The ubiquity of private property is bolstered by discourses and institutions that presume legally‐codified private ownership to be a good for individuals and society (Harvey 2005, 2007). In urban centers, private ownership of real property (such as land, housing, and other buildings) is increasingly a tool for regulating socio‐spatial dynamics (Davis 1990; Banerjee 2001). In the neighborhood context, empirical research has verified beneficial social outcomes correlated with one kind of private property— homeownership (e.g. McCabe 2013)—and that in everyday life, residents express belief in this dominant discourse (Goetz and Sidney 1994; Rollwagen 2015). Furthermore, Kinder (2016) finds that some Detroit residents, motivated by this discourse, act as informal realtors in an effort to find homeowners for vacant but livable properties nearby. Given these empirical findings and the dominance of private property, we might expect that residents of distressed neighborhoods would also demonstrate ideological and practical commitments to private property in search of improved neighborhoods.

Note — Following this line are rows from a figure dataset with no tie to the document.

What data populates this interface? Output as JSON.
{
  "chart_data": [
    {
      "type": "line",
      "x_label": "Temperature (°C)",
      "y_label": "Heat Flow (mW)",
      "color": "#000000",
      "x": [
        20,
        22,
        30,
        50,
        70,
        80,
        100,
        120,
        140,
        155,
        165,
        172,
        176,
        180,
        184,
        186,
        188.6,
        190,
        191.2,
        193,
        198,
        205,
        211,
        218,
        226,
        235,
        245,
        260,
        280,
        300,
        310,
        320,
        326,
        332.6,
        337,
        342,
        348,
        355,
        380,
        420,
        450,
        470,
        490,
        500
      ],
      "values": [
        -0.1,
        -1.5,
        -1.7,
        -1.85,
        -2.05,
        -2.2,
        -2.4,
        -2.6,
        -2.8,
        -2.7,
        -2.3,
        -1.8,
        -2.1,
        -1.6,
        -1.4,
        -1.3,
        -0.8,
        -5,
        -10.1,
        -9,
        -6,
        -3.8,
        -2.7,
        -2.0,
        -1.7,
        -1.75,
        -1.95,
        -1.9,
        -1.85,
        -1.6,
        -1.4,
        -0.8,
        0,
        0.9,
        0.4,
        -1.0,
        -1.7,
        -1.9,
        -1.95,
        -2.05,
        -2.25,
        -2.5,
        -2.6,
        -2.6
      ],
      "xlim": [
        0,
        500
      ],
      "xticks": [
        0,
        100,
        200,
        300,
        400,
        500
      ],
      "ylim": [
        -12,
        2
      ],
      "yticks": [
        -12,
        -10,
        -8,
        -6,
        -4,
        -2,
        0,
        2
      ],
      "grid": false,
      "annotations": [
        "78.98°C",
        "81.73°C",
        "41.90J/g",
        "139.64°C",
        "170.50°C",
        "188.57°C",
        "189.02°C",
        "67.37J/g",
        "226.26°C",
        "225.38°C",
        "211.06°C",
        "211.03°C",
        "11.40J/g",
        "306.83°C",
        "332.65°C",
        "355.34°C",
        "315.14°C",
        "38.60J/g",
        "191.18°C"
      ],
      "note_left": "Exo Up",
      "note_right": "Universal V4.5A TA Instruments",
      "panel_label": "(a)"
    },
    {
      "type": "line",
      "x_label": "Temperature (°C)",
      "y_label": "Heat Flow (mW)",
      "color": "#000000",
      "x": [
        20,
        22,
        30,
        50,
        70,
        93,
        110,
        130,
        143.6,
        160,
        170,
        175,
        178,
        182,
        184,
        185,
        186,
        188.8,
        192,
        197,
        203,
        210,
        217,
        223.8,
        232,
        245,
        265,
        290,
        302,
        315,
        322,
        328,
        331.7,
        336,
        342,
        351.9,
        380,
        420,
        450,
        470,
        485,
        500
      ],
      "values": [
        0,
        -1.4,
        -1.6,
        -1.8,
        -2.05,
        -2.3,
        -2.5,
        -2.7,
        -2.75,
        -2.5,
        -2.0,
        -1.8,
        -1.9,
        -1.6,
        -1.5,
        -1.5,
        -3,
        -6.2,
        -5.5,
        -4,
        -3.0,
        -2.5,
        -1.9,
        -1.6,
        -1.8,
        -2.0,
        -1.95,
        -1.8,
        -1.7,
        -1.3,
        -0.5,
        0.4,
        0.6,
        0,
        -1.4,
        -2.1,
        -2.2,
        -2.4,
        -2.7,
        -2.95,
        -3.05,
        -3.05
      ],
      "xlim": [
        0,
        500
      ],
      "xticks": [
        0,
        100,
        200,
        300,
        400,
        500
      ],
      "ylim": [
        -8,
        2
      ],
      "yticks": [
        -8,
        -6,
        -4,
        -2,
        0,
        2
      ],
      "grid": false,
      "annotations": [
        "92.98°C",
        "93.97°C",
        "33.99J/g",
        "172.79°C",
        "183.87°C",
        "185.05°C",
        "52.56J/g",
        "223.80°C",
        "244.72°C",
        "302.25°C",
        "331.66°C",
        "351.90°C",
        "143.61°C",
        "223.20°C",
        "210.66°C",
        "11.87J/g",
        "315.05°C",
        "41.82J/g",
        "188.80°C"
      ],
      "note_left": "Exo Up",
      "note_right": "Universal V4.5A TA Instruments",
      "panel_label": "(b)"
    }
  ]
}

Despite the privileged status of private property in this country, and the accompanying moral and legal sanctions directed against transgressors, residents in Detroit often accept or advocate for illegal property use in their neighborhoods. Here, many people squat houses for shelter, garden on vacant lots or fence them in for personal use, scrap metal from derelict buildings, or even tear them down, all without permission from legal owners. Rather than necessarily indicating widespread apathy or social disorder (Wilson and Kelling 1982), in certain contexts illegal property use can gain a measure of support and acceptance from nearby residents. Becher (2014) notes that in two Philadelphia neighborhoods targeted for redevelopment, residents support illegal property use that accords with an ethic of investment. I find that residents in distressed neighborhoods in Detroit support and encourage certain forms of illegal property use in order to improve their area.

Drawing on in‐depth interviews and over four years of participant observation, this article first identifies three conditions common to declining cities that contribute to the informal practices I observe in my study: available property for appropriation, lack of an economic market for property, and underfunded municipal agencies that fail to reliably enforce property laws. Within these conditions, residents rarely involve authorities to regulate property use, nor do they take the law into their own hands to enforce property laws. Instead, residents informally adjudicate the non‐legal “right” to property using a community‐embraced norm rooted in what I call an ethos of care, which requires that appropriators demonstrate solicitude to both the property and community in order for their practices to be accepted. These findings highlight the importance of local conditions for how residents perceive property law violations and for the efficacy of neighborhood improvement strategies that rely on private ownership as a mechanism for inducing responsible care.